Application Envisioning idea
J1.

Computer mediated communication can become integral to knowledge work practices, even in cases where collaborating workers and stakeholders are in close proximity. Product teams can envision functionality concepts that could provide workers with clear, relevant, direct, and contextually appropriate options for actively communicating about important application content.

Examples from three knowledge work domains:
(Illustrated above) A scientist users the integral communication options in her lab’s information management application to communicate with laboratory staff, outside vendors, and distant collaborators. This integration saves some work when starting communication tasks, and it also ties communication acts and information with related laboratory data in the systemn.
A financial trader just completed a complex transaction with many parts. To ensure that the back office workers who will process the trade have the information that they need, he uses his trading application to add some special instructions to the completed trade form.
An architect closes her building modeling application. As the tool shuts down,
she opts to use a function that will send a status report to selected recipients on
her team. This report will contain a summary of changes that she has made to the
building model during her work session.
The ability to communicate effectively, in a variety of forms, is often a key part of knowledge workers’ skill sets.

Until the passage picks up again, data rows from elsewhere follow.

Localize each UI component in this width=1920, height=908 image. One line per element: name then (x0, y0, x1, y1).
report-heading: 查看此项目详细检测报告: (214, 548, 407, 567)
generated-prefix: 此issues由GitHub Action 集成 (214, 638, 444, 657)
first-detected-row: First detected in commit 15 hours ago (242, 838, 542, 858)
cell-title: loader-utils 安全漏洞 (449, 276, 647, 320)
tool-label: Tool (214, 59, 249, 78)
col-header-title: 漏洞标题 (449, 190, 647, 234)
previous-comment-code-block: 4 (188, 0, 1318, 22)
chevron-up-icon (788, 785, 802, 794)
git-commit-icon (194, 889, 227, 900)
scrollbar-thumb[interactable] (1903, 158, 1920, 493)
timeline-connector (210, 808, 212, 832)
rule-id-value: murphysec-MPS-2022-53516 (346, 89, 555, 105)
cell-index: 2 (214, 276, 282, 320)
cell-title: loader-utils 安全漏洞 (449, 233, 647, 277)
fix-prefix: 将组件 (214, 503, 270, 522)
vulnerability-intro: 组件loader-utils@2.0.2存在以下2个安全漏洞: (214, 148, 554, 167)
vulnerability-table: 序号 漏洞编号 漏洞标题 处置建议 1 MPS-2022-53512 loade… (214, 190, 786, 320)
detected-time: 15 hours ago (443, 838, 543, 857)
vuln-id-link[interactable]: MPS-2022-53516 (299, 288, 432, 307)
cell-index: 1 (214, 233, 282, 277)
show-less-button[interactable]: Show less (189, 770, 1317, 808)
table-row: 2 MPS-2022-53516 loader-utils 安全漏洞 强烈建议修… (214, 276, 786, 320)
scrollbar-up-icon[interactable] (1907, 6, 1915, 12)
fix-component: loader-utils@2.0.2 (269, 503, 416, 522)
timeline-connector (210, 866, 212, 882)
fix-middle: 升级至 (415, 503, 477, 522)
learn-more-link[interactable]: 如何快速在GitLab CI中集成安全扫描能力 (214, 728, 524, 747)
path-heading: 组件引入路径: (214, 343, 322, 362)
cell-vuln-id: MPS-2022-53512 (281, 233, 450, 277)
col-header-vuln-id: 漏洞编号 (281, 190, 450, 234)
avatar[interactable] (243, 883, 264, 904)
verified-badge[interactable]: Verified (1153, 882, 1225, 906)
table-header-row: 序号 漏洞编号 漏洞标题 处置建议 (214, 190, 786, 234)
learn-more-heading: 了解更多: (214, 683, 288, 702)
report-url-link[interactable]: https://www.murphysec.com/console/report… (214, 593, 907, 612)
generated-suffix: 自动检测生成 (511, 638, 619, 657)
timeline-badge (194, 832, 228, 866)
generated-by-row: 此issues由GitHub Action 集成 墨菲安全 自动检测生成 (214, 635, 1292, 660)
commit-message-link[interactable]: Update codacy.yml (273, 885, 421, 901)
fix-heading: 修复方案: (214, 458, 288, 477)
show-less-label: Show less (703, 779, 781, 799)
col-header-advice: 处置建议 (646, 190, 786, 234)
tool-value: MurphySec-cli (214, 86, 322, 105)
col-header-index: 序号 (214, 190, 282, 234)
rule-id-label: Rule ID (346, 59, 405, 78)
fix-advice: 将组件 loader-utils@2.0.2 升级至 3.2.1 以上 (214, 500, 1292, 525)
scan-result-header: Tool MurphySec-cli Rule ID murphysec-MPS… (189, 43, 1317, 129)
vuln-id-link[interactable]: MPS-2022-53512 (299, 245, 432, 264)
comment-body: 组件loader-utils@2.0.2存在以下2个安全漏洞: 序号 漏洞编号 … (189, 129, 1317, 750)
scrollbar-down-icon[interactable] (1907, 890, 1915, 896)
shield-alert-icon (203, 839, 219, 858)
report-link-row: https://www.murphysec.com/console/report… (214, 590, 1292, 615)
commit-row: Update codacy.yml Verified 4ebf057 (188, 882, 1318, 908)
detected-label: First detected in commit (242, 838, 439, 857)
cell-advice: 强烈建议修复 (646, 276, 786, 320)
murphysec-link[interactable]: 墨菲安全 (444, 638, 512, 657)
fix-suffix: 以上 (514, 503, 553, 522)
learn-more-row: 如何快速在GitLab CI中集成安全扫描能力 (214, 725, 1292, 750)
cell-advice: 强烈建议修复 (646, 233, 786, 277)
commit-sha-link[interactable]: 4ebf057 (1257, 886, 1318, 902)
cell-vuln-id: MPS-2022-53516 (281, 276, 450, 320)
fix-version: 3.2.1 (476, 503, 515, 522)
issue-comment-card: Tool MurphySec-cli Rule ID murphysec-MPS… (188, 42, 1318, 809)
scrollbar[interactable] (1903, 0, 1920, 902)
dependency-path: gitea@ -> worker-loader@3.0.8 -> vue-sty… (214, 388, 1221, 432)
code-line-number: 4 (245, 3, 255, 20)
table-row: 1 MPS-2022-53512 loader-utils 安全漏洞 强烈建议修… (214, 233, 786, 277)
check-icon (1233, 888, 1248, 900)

Even though product teams may treat communication acts as separate tasks in their rationalizations of workers’ practices (A), end users may not make these types of distinctions in their own mental models of their own activities. People can value applications that anticipate their communication needs and present related, contextual options (E3, E4) within the pathways of their onscreen actions.
Product teams can look for opportunities in their sketched computing tools to provide clear, relevant, direct, and integrated communication choices (C4, G1). Since not all communication tasks are the same, models of message frequency, timing, formality, importance (D3), and other dimensions can help teams envision distinct functional responses (A). These responses may involve interoperability (K8, K9) or full integration (K10) with workers’ existing communication technologies. Alternately, some scenarios of communication may be better supported via new channels and options within the envisioned application itself (J5, C7, G4), rather than via existing, separate, loosely linked pathways.
When product teams do not actively consider how intentional communication could be integrated into their application concepts, resulting tools may drive users to take extra, often outside, steps in order to accomplish their goals (D2). The collective toll of these additional communication efforts on workers’ productivity and satisfaction can be substantial (D3). In cases where individuals place a high value on the communicative portions of their day to day work experiences, failure to integrally support some types of communication acts may convey a lack of product quality and larger utility (K3).
See also: B, C6, D4, D6, F, J

Application Envisioning questions:
Why might targeted knowledge workers want to communicate about the various types of information that your team has envisioned as being part of your application concepts? With whom might they want to actively communicate? How could specific communication tasks be usefully supported through direct and integral functionality?
More specific questions for product teams to consider:
What trajectories of work practice that your team is striving to mediate involve intentional communication as part of their initiation or completion?
How do targeted individuals currently communicate while cooperating or collaborating around information artifacts?
What communication channels do workers use as part of targeted operations, tasks, and larger activities?
Which active communication practices do workers currently find to be problematic or tedious? Why?
What larger design and technology trends could influence your team’s ideas about supporting integral communication within your product?
How might your sketched functionality concepts conveniently tie into workers’ existing communication channels in goal oriented ways?
What new functionality concepts might your team envision to make communication easier and more meaningful within targeted work practices?
How might communication be different when recipients are not users of your computing tool? How could these “external” conversations remain clearly tied
to your product?
How might your team’s approaches for supporting integral communication relate to your other functionality concepts for supporting cooperation, collaboration, and workspace awareness?
Do you have enough information to usefully answer these and other envisioning questions? What additional research, problem space models, and design concepting could valuably inform your team’s application envisioning efforts?